Вот и в этот день всех святых он собирался учудить что-то залихватское, но, подходя к дубу, почуял что-то неладное. Еще бы не почуять! На пару верст вокруг раздавалось звучное, слаженное пение никем не руководимого хора русалок. «Сладка ягода, — пели великолепные сопрано, — в лес поманит...»

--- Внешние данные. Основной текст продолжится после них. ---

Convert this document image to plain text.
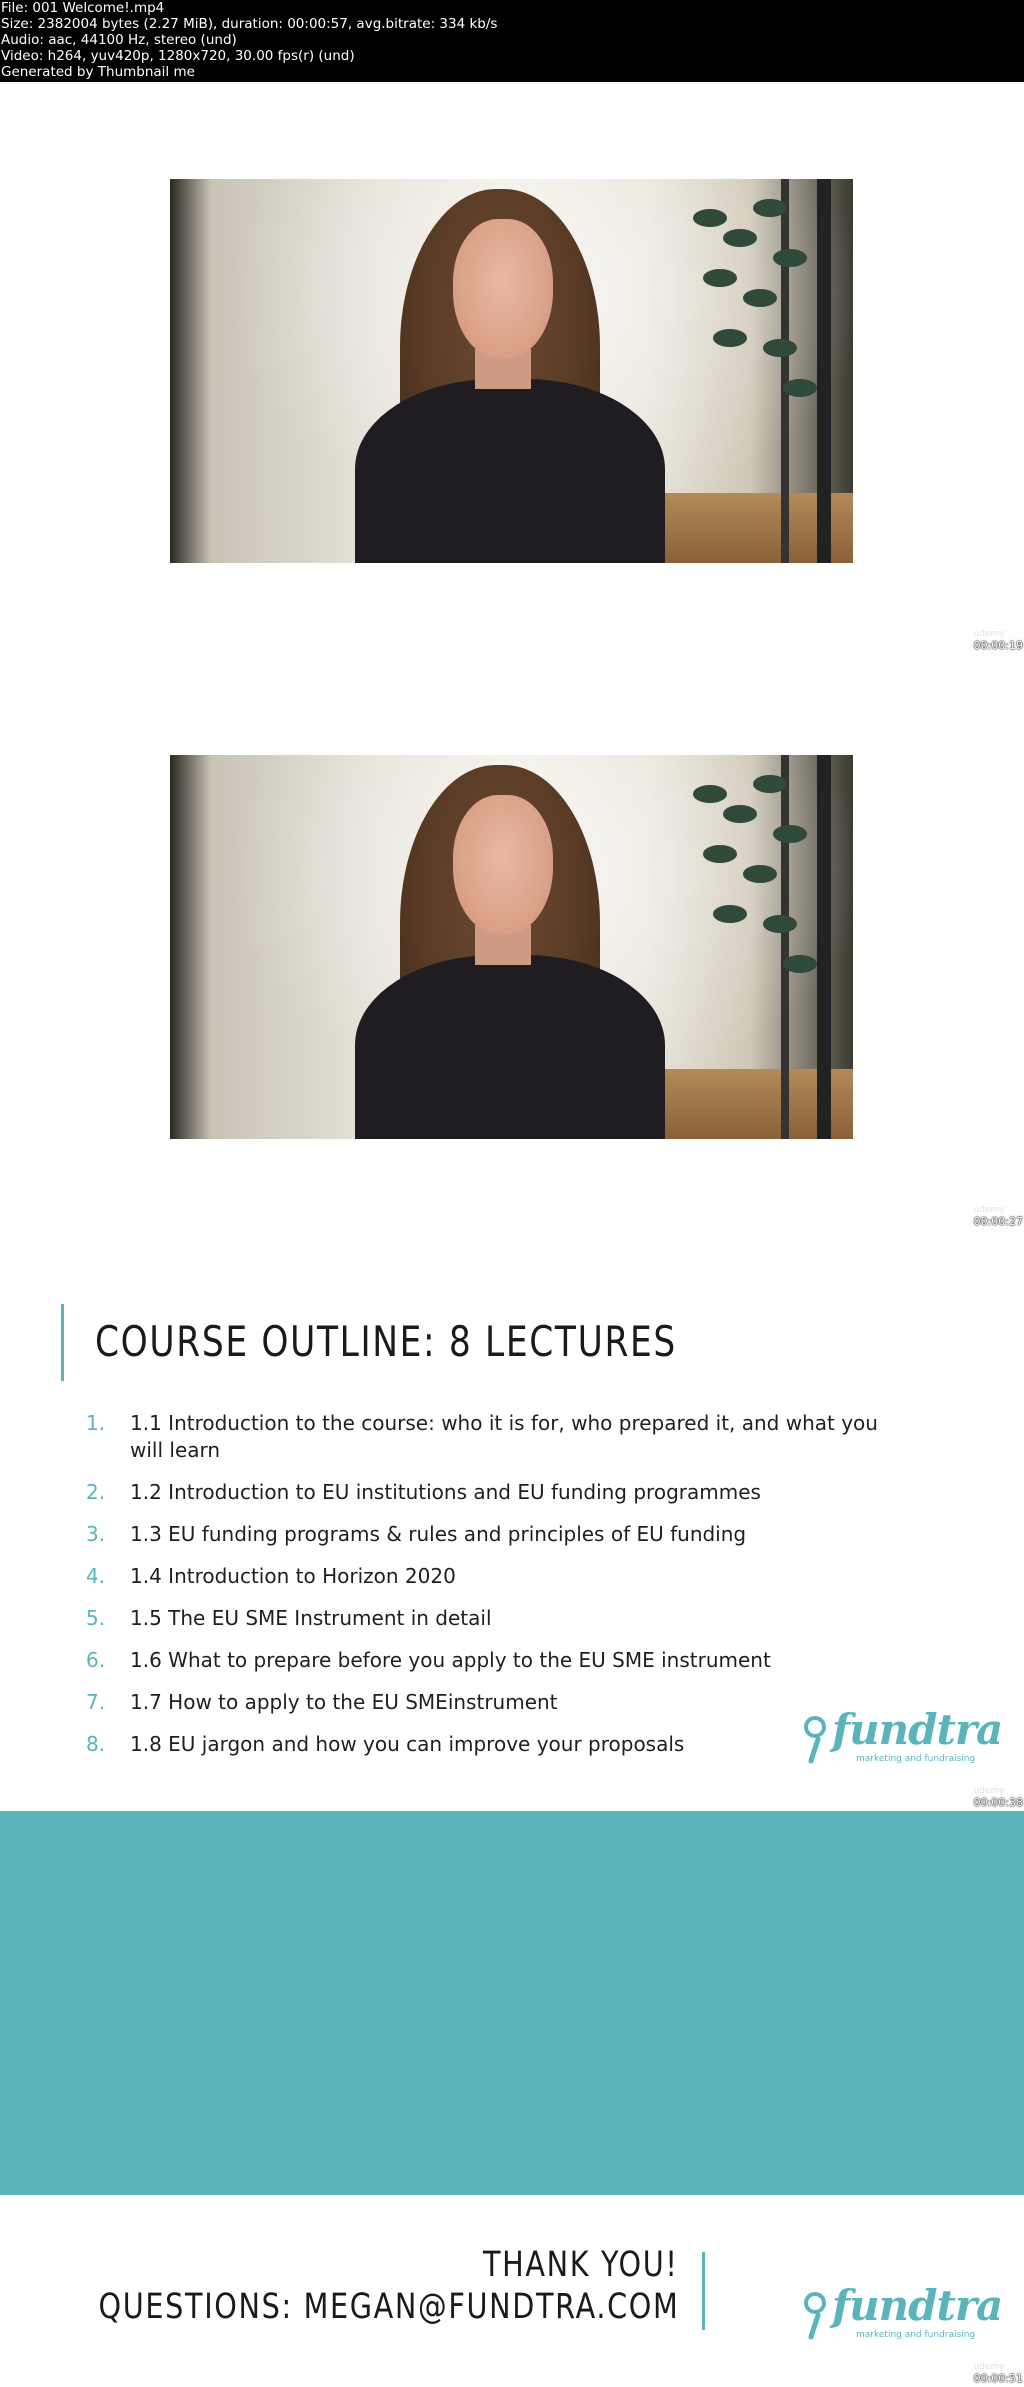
File: 001 Welcome!.mp4
Size: 2382004 bytes (2.27 MiB), duration: 00:00:57, avg.bitrate: 334 kb/s
Audio: aac, 44100 Hz, stereo (und)
Video: h264, yuv420p, 1280x720, 30.00 fps(r) (und)
Generated by Thumbnail me
udemy
00:00:19
udemy
00:00:27
udemy
00:00:38
COURSE OUTLINE: 8 LECTURES
1. 1.1 Introduction to the course: who it is for, who prepared it, and what you will learn
2. 1.2 Introduction to EU institutions and EU funding programmes
3. 1.3 EU funding programs & rules and principles of EU funding
4. 1.4 Introduction to Horizon 2020
5. 1.5 The EU SME Instrument in detail
6. 1.6 What to prepare before you apply to the EU SME instrument
7. 1.7 How to apply to the EU SMEinstrument
8. 1.8 EU jargon and how you can improve your proposals	fundtra
marketing and fundraising
THANK YOU!
QUESTIONS: MEGAN@FUNDTRA.COM	fundtra
marketing and fundraising
udemy
00:00:51
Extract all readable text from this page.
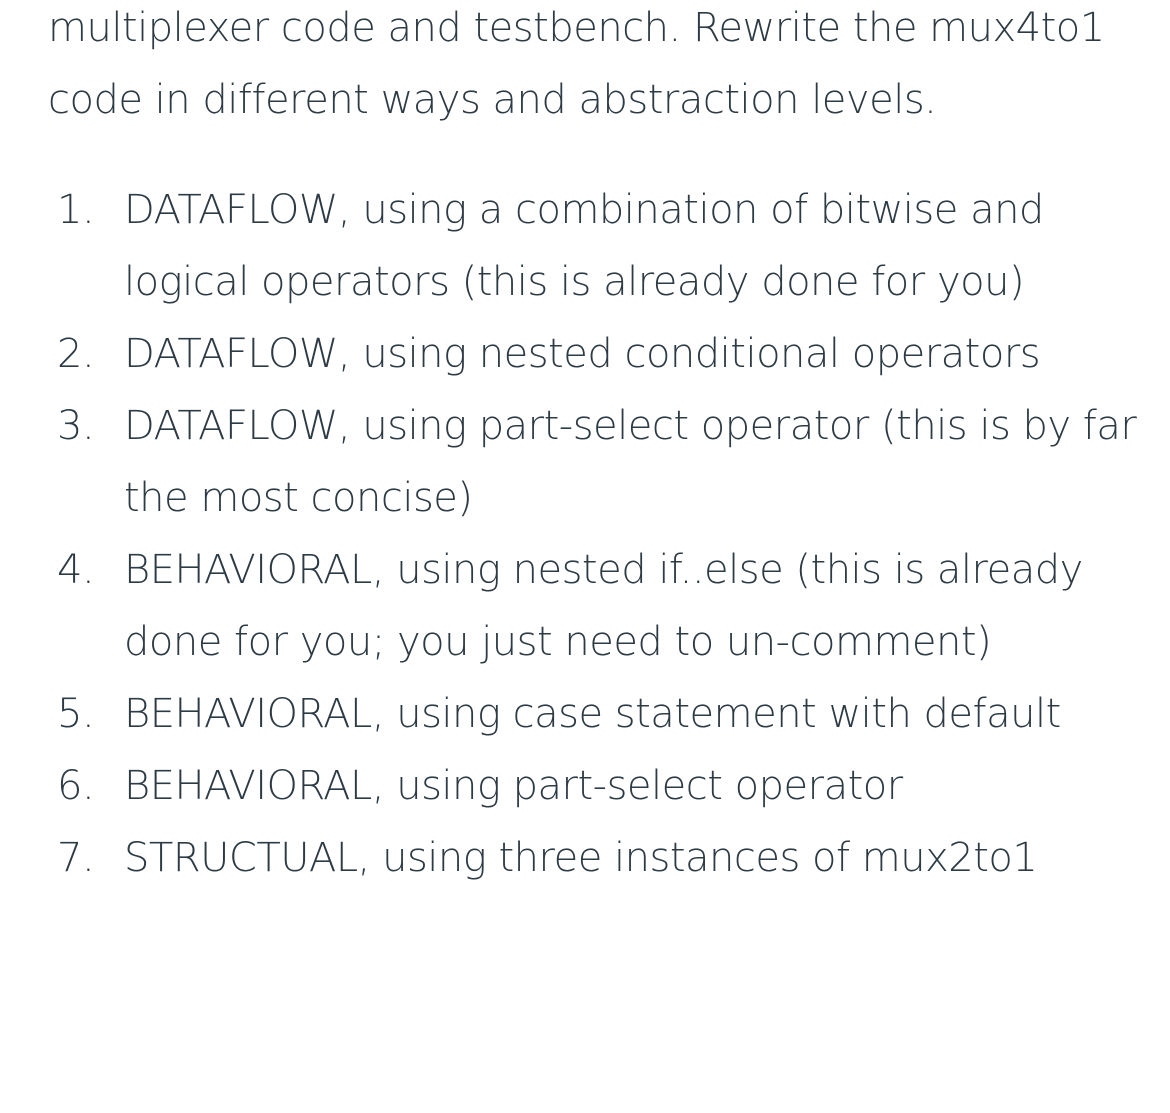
multiplexer code and testbench. Rewrite the mux4to1 code in different ways and abstraction levels.

1. DATAFLOW, using a combination of bitwise and logical operators (this is already done for you)
2. DATAFLOW, using nested conditional operators
3. DATAFLOW, using part-select operator (this is by far the most concise)
4. BEHAVIORAL, using nested if..else (this is already done for you; you just need to un-comment)
5. BEHAVIORAL, using case statement with default
6. BEHAVIORAL, using part-select operator
7. STRUCTUAL, using three instances of mux2to1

Но не слаженность пения насторожила кота. Хотя — признаемся честно — это было очень подозрительно, так как водяные девы патологически не могут делать что-либо гармонично без жесткого, но справедливого руководства. Было другое, гораздо более пугающее: русалки пели с чувством! Шерсть встала дыбом на спине Баюна, а хвост принялся угрожающе бить по бокам, когда он услышал с каким искренним раскаяньем красавицы вывели:

Сладкой ягоды- только горстка,

Горькой ягоды — два ведра.

Любой, хоть что-нибудь понимающий в жизни Лукоморья человек (или кот) совершенно точно знает, что на истинные чувства русалки не способны. Если когда их глаза и загораются подобием интереса, так это в день, когда после шторма на берег выносит какие-нибудь бусики или браслетки (ожерелья и запястья, поправил бы меня знаток фольклора Баюн). Ну, никак сущеглупые девы были не способны понять глубинный смысл песни, а между тем пели ее по всем правилам, пели так, что за сердце брало!

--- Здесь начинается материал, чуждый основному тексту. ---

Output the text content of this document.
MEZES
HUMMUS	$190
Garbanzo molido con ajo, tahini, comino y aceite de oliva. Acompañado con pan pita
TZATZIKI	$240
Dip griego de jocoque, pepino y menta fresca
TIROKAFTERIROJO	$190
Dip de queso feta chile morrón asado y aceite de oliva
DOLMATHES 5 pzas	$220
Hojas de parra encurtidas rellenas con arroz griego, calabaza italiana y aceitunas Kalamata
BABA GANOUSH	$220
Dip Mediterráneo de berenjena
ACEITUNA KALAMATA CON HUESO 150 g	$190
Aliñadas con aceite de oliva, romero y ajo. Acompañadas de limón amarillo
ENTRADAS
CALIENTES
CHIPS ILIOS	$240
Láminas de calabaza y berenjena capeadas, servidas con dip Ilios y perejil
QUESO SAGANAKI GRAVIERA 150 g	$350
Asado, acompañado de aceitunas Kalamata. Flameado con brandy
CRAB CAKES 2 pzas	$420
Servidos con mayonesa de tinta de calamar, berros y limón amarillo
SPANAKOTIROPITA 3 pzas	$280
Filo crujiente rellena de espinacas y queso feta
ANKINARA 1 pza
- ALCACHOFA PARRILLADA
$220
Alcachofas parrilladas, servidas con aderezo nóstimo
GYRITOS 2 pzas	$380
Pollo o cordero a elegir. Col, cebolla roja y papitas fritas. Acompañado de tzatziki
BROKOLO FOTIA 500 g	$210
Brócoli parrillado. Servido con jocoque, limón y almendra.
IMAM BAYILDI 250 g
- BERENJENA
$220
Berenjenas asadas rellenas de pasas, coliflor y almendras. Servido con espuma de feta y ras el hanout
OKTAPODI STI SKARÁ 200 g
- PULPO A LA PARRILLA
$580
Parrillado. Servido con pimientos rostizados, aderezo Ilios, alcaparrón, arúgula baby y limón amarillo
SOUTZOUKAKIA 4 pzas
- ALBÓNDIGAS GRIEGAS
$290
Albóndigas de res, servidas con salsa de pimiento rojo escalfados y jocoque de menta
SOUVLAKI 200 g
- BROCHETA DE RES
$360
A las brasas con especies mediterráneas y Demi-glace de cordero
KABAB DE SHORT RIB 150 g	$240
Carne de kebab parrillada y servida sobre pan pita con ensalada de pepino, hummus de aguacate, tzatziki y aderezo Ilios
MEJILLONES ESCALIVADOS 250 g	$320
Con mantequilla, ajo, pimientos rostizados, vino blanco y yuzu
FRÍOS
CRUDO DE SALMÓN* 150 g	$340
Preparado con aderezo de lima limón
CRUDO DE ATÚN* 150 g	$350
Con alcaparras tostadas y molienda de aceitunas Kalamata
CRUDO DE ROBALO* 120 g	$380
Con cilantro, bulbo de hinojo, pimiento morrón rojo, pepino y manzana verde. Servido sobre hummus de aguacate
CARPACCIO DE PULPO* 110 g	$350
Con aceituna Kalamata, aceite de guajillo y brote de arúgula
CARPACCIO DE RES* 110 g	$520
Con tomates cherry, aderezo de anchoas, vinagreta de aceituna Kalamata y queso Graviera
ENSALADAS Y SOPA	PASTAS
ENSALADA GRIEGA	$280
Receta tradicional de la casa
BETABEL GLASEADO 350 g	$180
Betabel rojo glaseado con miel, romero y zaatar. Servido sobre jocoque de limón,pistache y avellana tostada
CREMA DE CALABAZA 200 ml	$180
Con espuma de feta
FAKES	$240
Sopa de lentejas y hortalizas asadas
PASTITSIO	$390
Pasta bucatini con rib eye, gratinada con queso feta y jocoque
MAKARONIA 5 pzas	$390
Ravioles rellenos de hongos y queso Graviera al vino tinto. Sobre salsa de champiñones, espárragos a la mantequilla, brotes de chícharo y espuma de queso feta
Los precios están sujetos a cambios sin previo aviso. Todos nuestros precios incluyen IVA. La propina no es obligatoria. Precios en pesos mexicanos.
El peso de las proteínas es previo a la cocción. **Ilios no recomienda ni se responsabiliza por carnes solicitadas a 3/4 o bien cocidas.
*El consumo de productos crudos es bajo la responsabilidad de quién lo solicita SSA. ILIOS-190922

Кот припустился к дубу со всех лап и как раз успел к последним трагическим словам про то, что «сладку ягоду ели вместе, а горьку ягоду — я одна».

— Это что? — спросил запыхавшийся кот, растерявший от волнения все свое красноречие. — Это как? — окинул зорким взором раскинувшихся вольно по ветвям русалок и сразу все понял. В сторонке от остальных, стыдливо прикрывая молочно-белые перси веткой, сидела оборотившаяся, но вполне узнаваемая (главным образом, по длинному носу) баба-яга.

— Колдовать! В моем! Доме! — взвыл кот и стащил ягу с дуба за хвост, стремительно превратившийся в две грязные заскорузлые пятки.

— Сёдня ж можно! — вопила яга — Сёдня день всех святых! Сам разрешает — невинные шутки, шалости, насмешки...

— Это, по-твоему, невинные? — продолжал яриться кот на словах, но уже успокаивался и даже ощупывал свою наполовину шелковую, наполовину серебряную шерсть в страхе, что из-за скачки растерял наградные. Но золото было при нём: чувствовалась его приятная тяжесть, и Баюн, для порядка пошипев с полминуты, притих.

Баба-яга, между тем, бочком-бочком убралась с места преступления, а русалки, ровным счетом ничего не понявшие, затянули кто в лес, кто по дрова песню из современных, в которых половину слов не разобрать, а половина и не стоит, чтобы их разбирали.